La Ferrari des sushi – Expats au Japon depuis 561 jours
La Ferrari des sushi
Loin des piles d’assiettes à cent soixante yens des kaiten sushi, les sushi-bars tournants de n’importe quel recoin de Tokyo, nous voici ce soir dans un lieu secret. Presque sacré. Un des fameux « sushi-bars » de Ginza pour amateurs éclairés, un de ceux qui ont obtenu la récompense suprême de recevoir les trois étoiles du guide Michelin de Tokyo. Nous allons découvrir l'un de ces établissements de poche au comptoir en bois Ikéa et aux toilettes sur le palier qui ont déclenché une polémique l’an dernier en étant projetés dans la catégorie des Michel Bras, Joël Robuchon et autres Alain Ducasse.
Le maître des sushi officie derrière son comptoir : il tranche le poisson, malaxe le riz, enveloppe le tout de feuilles d’algues craquantes. Il inspire le respect. Quelques bières et ume-shu (alcool de prune) plus tard, Eric, Eva, Cyrille, Elena, Delphine et moi poussons l’audace jusqu’à entamer la conversation ! Enfin plus exactement, nous ânonnons quelques mots sans suite, histoire de le faire rigoler, lui et les trois seuls autres clients japonais assis au comptoir avec nous.
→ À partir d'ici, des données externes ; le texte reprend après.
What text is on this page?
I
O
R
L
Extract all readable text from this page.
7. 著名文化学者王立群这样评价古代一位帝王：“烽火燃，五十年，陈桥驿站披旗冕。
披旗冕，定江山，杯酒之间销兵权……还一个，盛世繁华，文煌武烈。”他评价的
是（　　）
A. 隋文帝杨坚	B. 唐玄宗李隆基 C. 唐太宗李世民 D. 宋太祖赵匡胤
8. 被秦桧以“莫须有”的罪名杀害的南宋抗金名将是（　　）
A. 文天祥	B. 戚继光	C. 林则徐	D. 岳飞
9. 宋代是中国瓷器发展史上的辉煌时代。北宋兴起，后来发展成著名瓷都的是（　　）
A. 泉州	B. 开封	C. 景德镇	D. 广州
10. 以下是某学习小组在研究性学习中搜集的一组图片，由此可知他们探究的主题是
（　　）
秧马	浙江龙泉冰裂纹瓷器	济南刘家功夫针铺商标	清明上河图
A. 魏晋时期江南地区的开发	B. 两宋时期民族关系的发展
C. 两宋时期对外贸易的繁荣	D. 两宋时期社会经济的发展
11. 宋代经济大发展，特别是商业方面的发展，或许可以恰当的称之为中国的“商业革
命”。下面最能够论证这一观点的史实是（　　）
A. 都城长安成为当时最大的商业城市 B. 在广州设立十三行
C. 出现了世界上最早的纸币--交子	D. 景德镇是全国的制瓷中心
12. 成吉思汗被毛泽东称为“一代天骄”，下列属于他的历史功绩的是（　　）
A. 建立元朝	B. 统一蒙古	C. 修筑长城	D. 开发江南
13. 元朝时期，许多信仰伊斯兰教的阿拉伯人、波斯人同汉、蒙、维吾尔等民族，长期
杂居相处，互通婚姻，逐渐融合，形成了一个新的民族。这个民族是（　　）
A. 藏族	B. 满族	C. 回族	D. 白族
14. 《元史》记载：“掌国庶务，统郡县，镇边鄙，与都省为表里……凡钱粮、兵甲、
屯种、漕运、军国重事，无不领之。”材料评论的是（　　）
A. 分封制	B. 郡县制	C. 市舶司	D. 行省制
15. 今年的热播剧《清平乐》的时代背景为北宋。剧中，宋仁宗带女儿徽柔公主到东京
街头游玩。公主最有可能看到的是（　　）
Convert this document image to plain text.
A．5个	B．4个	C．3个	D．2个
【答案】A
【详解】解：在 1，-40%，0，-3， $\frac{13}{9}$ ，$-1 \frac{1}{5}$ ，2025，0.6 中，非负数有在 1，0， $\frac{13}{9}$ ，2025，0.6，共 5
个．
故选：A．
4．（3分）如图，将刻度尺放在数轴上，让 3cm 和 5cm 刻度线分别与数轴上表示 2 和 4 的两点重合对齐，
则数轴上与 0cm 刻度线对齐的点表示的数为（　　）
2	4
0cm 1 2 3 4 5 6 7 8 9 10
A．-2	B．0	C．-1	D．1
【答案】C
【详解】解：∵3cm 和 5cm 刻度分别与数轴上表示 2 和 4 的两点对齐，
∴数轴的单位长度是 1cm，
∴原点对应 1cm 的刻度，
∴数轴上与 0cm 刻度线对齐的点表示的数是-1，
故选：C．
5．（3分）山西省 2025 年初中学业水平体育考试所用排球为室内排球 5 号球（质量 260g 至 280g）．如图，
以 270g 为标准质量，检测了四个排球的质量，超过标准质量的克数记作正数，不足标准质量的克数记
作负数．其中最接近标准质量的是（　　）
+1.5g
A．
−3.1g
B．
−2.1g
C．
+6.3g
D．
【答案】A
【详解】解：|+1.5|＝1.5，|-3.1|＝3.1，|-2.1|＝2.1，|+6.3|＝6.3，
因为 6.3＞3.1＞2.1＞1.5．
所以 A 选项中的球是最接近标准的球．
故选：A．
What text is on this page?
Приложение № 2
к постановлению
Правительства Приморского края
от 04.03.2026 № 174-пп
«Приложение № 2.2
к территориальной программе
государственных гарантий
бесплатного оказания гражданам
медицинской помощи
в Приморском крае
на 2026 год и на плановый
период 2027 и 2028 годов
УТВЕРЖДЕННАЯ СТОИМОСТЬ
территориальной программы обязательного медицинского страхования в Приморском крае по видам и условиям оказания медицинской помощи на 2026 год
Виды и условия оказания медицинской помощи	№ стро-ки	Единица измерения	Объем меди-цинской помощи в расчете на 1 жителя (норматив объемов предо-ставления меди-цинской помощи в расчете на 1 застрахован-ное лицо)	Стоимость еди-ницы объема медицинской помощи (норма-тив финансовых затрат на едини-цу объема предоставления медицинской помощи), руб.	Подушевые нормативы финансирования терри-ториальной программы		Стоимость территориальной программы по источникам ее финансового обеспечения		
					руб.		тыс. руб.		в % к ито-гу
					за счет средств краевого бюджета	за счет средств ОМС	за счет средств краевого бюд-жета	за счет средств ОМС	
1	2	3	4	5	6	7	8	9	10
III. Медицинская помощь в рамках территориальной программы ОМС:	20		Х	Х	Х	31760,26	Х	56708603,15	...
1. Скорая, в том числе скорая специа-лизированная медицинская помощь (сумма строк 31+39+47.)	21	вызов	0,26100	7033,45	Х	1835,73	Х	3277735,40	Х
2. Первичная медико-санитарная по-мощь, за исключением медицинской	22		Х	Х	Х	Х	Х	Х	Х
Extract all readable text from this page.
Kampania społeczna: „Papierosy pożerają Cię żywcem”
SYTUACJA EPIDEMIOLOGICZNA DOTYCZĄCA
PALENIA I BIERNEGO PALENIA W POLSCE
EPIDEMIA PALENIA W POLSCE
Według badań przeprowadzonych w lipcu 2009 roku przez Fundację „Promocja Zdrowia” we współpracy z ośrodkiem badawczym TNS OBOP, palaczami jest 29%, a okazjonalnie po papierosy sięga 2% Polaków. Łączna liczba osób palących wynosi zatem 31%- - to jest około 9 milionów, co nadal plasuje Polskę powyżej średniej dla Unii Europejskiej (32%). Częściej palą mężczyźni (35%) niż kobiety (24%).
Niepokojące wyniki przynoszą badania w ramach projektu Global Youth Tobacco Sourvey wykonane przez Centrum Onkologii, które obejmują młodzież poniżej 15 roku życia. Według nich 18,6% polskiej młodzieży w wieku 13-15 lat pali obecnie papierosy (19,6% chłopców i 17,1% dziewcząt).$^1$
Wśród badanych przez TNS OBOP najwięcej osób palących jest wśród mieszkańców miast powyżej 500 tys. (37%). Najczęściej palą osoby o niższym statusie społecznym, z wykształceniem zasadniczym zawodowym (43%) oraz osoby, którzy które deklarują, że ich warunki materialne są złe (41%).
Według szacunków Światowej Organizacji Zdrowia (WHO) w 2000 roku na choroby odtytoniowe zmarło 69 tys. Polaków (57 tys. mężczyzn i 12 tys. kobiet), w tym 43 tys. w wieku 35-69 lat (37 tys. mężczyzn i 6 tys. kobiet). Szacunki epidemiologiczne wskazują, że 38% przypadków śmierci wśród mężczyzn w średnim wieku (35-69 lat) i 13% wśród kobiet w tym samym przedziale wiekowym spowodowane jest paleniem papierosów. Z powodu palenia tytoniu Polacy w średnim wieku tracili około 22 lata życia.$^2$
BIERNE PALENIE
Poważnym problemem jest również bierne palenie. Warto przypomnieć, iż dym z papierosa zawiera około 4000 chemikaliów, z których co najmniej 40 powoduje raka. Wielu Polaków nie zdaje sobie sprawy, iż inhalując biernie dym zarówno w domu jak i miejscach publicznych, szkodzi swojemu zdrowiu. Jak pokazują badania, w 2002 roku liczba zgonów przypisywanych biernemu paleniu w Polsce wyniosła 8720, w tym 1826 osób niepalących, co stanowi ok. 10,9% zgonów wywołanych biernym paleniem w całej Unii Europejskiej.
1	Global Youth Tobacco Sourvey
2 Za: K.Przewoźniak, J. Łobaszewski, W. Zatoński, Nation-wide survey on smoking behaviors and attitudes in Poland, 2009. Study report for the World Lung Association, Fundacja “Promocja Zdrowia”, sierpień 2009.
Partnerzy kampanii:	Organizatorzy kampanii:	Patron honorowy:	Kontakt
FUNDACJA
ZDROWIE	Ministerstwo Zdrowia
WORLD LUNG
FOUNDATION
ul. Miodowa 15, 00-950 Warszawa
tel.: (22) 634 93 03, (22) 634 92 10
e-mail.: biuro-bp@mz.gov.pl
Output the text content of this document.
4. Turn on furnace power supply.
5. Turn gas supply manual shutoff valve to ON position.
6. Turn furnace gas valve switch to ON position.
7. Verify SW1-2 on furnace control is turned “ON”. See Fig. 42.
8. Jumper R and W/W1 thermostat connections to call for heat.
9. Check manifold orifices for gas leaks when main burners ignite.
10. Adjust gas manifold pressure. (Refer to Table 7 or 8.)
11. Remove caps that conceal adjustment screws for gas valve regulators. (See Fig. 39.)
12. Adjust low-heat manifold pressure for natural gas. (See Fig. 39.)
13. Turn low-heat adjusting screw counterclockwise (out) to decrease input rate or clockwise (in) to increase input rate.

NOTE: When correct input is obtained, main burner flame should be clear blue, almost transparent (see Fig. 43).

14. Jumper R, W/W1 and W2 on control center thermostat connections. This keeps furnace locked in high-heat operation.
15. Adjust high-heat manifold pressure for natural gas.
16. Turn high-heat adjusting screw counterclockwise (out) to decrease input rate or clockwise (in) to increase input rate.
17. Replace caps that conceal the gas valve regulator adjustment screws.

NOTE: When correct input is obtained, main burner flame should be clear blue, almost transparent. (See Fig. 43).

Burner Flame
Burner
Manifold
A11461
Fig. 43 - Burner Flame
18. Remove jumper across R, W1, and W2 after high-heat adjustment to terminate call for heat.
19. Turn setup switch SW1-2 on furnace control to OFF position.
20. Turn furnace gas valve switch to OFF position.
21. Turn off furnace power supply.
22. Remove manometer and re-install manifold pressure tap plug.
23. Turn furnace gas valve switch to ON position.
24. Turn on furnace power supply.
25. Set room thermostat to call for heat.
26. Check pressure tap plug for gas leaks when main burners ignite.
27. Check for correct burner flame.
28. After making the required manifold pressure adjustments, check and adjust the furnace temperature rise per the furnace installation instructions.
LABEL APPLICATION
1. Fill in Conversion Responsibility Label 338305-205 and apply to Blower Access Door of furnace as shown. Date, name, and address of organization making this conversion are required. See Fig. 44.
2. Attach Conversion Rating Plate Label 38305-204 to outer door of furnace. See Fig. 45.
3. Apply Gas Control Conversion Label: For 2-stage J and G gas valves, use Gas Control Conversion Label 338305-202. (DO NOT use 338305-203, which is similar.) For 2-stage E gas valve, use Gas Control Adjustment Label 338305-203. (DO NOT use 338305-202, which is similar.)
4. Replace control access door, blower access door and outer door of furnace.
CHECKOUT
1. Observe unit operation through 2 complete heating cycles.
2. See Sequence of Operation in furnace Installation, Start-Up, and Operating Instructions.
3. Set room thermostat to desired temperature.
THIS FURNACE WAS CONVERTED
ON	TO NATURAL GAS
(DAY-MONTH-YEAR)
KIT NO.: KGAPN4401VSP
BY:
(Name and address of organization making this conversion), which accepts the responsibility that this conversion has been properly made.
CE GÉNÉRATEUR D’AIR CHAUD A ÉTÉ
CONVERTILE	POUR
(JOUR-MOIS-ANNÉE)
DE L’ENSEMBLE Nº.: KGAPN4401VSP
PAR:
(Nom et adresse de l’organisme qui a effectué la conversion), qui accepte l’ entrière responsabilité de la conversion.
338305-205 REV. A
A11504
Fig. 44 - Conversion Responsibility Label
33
En fait, on essaie de lui traduire ce que le Michelin a publié comme étant la citation de maître Mizutani : « lorsque vous avez coupé des millions de poissons dans votre vie, vous finissez par savoir couper sans regarder. Mon couteau est l’extension de ma main, je sens le poisson au bout de mon doigt. Les poissons sont frais, cela est évident. Ce qui l’est moins, c’est de savoir choisir le poisson de telle baie, à telle semaine de tel mois. Car le poisson migre. Il est différent tous les jours. Je ne peux pas laisser ce travail à mes apprentis. Il faut des décennies d’expérience à voir, palper, caresser le poisson tous les jours. »
Effectivement, derrière le maître aux deux longs couteaux à la place des mains, l’apprenti ne moufte pas. Il tranche lui aussi les noix de Saint-Jacques, les crevettes avec leurs œufs à l’intérieur, les oursins délicats, mais il ne cause pas aux clients. Bizarrement, pas de saumon parmi la vingtaine de sushis et sashimis dont nous nous délecterons ce soir. En revanche, le thon est le poisson-roi : différentes parties de la bête nous sont proposées, des flancs (shutoro ?) doux et savoureux au ventre (o-toro) gras et fondant. Nous voici au point d’orgue du repas, au summum de la qualité trois étoiles. Normal : l’énorme bestiole de plusieurs centaines de kilos s’achète au marché de Tsukiji pour le prix d’une… Ferrari ! Les grossistes réserveront ensuite les parties les plus délicates des thons les plus beaux aux maîtres sushi de Ginza.
Il est vingt-et-une heures, nous remercions le sensei, nous avons la peau du ventre bien tendue et nos portefeuilles sont délestés de quelques billets.